Glücksspiel auf den Pferden ist ebenfalls ein „Spiel“, das die realen Einsätze von Risikokapitalgebern aller Art imitiert. Pferdezüchter vertrauen ihr Geld in jedem Rennen auf die Qualität ihres Blutstocks, ohne jemals eine Wette platzieren zu müssen; investoren beurteilen, dass die Fähigkeiten des Herstellers, den sie unterstützen, die Launen des Zufalls überwiegen werden – und vertrauen ihr Geld daher ihrem eigenen guten Urteilsvermögen an.

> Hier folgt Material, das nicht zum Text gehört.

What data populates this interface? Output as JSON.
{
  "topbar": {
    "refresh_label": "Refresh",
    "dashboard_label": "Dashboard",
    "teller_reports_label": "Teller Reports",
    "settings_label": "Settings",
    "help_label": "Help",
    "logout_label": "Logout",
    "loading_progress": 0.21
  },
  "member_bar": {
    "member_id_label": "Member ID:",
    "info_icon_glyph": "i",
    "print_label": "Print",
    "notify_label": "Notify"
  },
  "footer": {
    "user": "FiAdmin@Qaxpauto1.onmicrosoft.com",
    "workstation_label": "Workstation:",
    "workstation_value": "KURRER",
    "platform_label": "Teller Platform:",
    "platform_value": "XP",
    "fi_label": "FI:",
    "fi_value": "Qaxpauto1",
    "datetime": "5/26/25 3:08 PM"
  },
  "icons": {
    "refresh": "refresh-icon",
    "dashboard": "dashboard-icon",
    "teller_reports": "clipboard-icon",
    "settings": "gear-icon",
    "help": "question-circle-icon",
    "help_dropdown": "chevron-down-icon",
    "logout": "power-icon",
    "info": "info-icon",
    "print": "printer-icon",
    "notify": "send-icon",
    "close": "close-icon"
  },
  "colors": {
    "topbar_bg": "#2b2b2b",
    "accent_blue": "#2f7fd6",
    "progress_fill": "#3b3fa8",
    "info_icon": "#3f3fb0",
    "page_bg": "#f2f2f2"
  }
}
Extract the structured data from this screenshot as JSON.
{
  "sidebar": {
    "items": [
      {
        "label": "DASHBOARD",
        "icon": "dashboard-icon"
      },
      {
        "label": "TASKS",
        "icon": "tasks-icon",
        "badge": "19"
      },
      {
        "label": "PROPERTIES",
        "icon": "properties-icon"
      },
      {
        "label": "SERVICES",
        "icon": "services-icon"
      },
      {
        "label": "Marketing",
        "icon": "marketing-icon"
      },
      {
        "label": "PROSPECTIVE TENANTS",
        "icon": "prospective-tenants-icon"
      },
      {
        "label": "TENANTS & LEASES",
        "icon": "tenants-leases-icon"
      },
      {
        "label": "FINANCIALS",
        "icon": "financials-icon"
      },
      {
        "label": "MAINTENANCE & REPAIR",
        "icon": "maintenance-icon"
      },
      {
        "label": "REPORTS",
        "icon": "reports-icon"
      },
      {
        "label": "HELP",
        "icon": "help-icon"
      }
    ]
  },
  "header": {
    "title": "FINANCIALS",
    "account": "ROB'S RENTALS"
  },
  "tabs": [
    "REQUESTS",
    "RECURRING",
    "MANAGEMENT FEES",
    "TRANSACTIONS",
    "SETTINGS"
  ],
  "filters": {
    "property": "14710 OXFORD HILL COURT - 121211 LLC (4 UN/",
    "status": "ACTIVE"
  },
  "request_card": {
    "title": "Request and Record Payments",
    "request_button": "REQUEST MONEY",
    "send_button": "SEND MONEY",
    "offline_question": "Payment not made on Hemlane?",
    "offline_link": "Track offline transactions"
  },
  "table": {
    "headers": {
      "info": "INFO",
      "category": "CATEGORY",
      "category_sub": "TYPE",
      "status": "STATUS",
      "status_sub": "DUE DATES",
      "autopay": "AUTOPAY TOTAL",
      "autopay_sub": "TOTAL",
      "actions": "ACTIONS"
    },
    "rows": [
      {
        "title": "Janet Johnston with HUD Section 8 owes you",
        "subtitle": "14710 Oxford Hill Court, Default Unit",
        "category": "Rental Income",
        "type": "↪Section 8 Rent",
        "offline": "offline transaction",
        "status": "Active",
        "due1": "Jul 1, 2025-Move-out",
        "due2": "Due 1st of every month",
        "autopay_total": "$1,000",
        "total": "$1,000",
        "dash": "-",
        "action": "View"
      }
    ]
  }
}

Glücksspiel kann somit den Geist darin trainieren und trainieren, reale Risiken einzugehen. Aber wie seine alte Symbolik zeigt, ist es auch ein Ritual, das die doppelten Einflüsse von Zufall und Geschick in unserer Welt ehrt. Das Vertrauen allein auf das Glück zu setzen, ist der Fehler des Spielsüchtigen, und Merkur, der Gott des Rechnens, rächt sich gebührend, wenn die Bohnenzähler auf den Bankrotten zugehen. Aber sowohl Zufall als auch Geschick sind die ganze Zeit in unserem Leben aktiv; Wir ignorieren beides auf eigene Gefahr.

Der nüchterne Bürger, der jährlich bei den Rennen flattert, sollte vielleicht so gesehen werden, als würde er die würfelspielenden Römer nachahmen – fromm, rituell die fortwährende Präsenz des Glücks in unserem Leben anerkennend.